TU Wien will mit Studie Notwendigkeit einer Pensionsreform nachweisen

16. September 2013 - 15:40

Die TU Wien hat in einer Studie mit einem neuen Ansatz versucht, die Notwendigkeit einer Pensionsreform nachzuweisen. Während bisher üblicherweise die steigenden Zahl der Pensionisten im Vergleich zu den Erwerbstätigen herangezogen wird, wurde bei dieser Untersuchung ermittelt, in welchem Alter der durchschnittliche Konsum das durchschnittliche Lohn-Einkommen übertrifft. Ergebnis: In Österreich gerät man früher in ökonomische Abhängigkeit als in anderen Ländern.

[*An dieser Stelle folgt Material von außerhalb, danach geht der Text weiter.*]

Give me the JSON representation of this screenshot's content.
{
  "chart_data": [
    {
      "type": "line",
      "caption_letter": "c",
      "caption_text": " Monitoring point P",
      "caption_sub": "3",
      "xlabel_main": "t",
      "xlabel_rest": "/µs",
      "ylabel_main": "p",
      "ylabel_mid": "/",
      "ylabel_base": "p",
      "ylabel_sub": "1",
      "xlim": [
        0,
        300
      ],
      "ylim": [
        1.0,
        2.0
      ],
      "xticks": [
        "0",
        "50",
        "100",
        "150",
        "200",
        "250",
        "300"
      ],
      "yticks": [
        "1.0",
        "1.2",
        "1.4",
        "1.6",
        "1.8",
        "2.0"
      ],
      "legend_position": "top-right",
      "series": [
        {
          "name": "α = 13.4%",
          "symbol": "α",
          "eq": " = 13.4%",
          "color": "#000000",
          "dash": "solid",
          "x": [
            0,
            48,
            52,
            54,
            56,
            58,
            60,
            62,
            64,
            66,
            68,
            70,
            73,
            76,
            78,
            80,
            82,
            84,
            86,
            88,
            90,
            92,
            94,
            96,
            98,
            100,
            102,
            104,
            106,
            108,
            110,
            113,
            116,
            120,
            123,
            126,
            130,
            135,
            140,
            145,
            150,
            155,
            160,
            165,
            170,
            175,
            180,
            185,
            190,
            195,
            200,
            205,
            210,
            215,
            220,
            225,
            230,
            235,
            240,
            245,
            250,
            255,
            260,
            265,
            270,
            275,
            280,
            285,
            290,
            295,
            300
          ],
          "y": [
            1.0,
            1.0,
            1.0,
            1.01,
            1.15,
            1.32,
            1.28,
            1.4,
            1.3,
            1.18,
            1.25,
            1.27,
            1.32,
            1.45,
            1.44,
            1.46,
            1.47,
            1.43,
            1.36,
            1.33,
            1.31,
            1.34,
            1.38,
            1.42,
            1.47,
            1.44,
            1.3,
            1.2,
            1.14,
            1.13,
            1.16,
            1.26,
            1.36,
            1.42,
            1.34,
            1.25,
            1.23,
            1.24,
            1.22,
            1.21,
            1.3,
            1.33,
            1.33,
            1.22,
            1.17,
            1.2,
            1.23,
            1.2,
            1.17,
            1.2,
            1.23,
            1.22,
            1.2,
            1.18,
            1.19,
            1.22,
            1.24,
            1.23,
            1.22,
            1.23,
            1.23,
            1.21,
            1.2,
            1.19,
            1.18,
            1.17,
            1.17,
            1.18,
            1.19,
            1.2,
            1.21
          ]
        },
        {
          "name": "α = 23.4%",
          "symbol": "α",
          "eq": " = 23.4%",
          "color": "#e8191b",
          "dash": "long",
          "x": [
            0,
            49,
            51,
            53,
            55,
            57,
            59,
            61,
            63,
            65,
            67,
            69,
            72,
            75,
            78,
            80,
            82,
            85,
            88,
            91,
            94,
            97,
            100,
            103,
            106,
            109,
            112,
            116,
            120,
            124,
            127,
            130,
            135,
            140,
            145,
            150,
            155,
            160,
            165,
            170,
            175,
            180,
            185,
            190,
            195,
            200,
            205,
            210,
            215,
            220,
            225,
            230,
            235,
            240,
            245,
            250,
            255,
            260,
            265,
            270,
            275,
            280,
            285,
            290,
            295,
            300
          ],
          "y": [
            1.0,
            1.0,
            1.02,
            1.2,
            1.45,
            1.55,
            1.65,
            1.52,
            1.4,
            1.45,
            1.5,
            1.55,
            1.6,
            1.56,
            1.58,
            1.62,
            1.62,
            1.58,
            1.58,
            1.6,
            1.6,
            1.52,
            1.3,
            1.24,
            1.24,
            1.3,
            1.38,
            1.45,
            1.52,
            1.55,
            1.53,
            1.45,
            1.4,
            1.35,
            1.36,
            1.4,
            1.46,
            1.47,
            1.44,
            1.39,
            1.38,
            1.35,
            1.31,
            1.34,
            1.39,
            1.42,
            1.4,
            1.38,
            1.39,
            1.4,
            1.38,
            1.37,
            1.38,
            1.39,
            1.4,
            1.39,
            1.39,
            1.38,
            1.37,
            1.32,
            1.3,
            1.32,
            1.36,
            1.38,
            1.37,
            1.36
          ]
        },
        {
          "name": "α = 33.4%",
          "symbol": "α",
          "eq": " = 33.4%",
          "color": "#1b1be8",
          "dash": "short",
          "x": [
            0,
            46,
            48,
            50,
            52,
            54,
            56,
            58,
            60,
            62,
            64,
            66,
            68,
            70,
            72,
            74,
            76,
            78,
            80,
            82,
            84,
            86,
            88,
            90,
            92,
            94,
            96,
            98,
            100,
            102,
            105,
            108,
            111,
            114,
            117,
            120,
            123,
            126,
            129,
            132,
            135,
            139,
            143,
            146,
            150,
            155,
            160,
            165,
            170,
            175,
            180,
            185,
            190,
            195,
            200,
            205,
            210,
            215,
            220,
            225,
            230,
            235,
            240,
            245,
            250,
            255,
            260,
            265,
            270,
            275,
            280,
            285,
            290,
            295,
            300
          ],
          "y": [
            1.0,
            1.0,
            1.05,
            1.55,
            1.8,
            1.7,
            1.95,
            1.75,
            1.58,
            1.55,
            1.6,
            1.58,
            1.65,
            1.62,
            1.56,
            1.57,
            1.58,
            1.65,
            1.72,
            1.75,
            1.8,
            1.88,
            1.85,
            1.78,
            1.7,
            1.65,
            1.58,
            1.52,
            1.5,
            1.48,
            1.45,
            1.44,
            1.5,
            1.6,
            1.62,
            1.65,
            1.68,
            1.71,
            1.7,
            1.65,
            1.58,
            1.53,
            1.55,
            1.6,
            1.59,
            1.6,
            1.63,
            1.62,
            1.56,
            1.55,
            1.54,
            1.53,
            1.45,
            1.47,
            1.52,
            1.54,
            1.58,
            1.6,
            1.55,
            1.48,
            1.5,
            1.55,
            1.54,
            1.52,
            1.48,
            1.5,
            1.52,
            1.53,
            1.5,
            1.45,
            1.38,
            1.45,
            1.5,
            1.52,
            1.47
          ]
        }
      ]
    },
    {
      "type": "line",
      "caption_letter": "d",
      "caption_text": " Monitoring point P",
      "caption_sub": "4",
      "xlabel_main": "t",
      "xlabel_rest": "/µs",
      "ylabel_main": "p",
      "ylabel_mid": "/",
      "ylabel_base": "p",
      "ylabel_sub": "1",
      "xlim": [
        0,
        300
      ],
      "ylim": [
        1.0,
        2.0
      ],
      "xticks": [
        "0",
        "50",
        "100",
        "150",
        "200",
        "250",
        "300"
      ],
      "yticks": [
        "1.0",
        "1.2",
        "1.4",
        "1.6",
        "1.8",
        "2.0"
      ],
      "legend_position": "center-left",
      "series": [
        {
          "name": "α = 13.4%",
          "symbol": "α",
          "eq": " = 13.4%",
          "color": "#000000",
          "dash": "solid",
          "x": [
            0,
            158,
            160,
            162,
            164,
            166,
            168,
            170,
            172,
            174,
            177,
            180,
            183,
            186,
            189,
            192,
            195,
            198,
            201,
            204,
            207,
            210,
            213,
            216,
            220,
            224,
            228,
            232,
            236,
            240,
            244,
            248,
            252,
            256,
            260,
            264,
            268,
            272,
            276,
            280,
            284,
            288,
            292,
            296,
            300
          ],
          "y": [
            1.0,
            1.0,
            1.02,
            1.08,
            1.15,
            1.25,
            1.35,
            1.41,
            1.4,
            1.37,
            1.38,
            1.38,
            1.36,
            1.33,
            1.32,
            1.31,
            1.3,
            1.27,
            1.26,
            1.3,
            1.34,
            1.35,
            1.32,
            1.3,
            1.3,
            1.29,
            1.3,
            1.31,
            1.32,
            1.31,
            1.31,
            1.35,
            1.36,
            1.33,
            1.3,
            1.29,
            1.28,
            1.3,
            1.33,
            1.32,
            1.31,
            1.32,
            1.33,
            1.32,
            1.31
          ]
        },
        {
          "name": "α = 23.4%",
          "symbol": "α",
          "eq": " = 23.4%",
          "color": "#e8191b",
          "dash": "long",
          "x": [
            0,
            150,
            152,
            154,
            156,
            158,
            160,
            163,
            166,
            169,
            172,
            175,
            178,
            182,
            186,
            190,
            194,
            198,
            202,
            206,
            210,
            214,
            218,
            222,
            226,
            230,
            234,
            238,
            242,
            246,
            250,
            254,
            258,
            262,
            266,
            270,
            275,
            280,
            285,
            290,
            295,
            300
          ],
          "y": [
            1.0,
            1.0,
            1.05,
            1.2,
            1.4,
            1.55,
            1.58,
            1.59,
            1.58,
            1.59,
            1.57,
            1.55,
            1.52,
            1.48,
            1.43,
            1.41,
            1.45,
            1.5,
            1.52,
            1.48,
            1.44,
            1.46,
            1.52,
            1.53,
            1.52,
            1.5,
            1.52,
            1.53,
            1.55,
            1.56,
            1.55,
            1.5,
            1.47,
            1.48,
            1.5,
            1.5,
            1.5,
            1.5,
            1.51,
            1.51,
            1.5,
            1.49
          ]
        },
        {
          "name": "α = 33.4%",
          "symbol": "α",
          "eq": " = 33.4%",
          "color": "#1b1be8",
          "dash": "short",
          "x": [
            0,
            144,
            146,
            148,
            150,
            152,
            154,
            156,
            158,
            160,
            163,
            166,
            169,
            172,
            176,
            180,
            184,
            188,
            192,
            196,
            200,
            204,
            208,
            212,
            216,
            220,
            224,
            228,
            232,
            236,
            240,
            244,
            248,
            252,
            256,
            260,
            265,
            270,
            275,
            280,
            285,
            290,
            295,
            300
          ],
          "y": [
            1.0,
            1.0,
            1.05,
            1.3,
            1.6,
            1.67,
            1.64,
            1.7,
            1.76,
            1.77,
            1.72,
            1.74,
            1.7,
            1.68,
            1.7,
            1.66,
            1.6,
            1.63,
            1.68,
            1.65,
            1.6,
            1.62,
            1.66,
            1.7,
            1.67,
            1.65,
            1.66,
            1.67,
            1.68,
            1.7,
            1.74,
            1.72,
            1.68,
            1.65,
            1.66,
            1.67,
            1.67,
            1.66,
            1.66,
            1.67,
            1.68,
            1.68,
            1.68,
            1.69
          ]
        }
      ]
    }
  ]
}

Im Rahmen des Projekts „Welfare, Wealth and Work for Europe - WWW for Europe“ wurden an der TU Wien Daten von mehreren europäischen Ländern analysiert. Die Relation zwischen der Bevölkerung im Erwerbsalter und jener im Pensionsalter anzugeben, ist für Alexia Fürnkranz-Prskawetz, Professorin für mathematische Ökonomie an der TU Wien nicht korrekt. Ihre Forschungsgruppe hat statistisch erhoben, welche Werte in jedem einzelnen Lebensjahr erwirtschaftet werden und wie viel konsumiert wird.

Altersgrenze nach oben verschieben

Die Altersgrenze, bei der das durchschnittliche Lohneinkommen wieder unter die durchschnittliche Konsum-Grenze sinkt und man in ökonomische Abhängigkeit gerät, liegt in Österreich im Durchschnitt bei 59 Jahren, in Deutschland bei 60. „Diese Altersgrenze muss nach oben verschoben werden, insbesondere angesichts der steigenden Lebenserwartung. Das wird nur durch höhere Zu- und Abschläge je nach Pensionsantrittsalter möglich sein“, meint Fürnkranz-Prskawetz. Schweden gilt hier international als Vorbild: Bis zum Alter von 63 Jahren erwirtschaftet die schwedische Bevölkerung im Durchschnitt mehr als sie konsumiert.

Der Übergang in die ökonomische Abhängigkeit am Ende der Berufskarriere findet bei Frauen früher statt als bei Männern: Nur bis zum Alter von 55 Jahren (Männer: 59) erwirtschaften Frauen mehr als sie konsumieren. (Deutschland: Frauen: 53, Männer: 61)

Durch die Einbeziehung unbezahlter Leistungen, wie Kinderbetreuung und Hausarbeit, die hauptsächlich von Frauen übernommen werden, wird der Unterschied zwischen Männern und Frauen zwar in allen Staaten kleiner, in Österreich und Deutschland bleiben Frauen trotzdem unter dem von Männern erwirtschafteten Produktionswert. Unter statistischer Einbeziehung unbezahlter Leistungen erwirtschaften in Österreich Frauen ab einem Alter von 59 Jahren weniger als sie konsumieren. Bei Männern liegt diese Grenze bei 61 Jahren (Deutschland: Frauen 59, Männer 62).

Am Beginn der Berufslaufbahn erwirtschaften junge Menschen allerdings aufgrund der vergleichsweise hohen Zahl an Lehrlingen in Österreich schon relativ früh - im Alter von 22 Jahren - mehr als sie konsumieren. In Deutschland und Italien, ebenso wie in Finnland und in Großbritannien findet dieser Übertritt vom Nettokonsumenten zum Nettoproduzenten erst mit 27 Jahren statt (APA/red, Bild APA).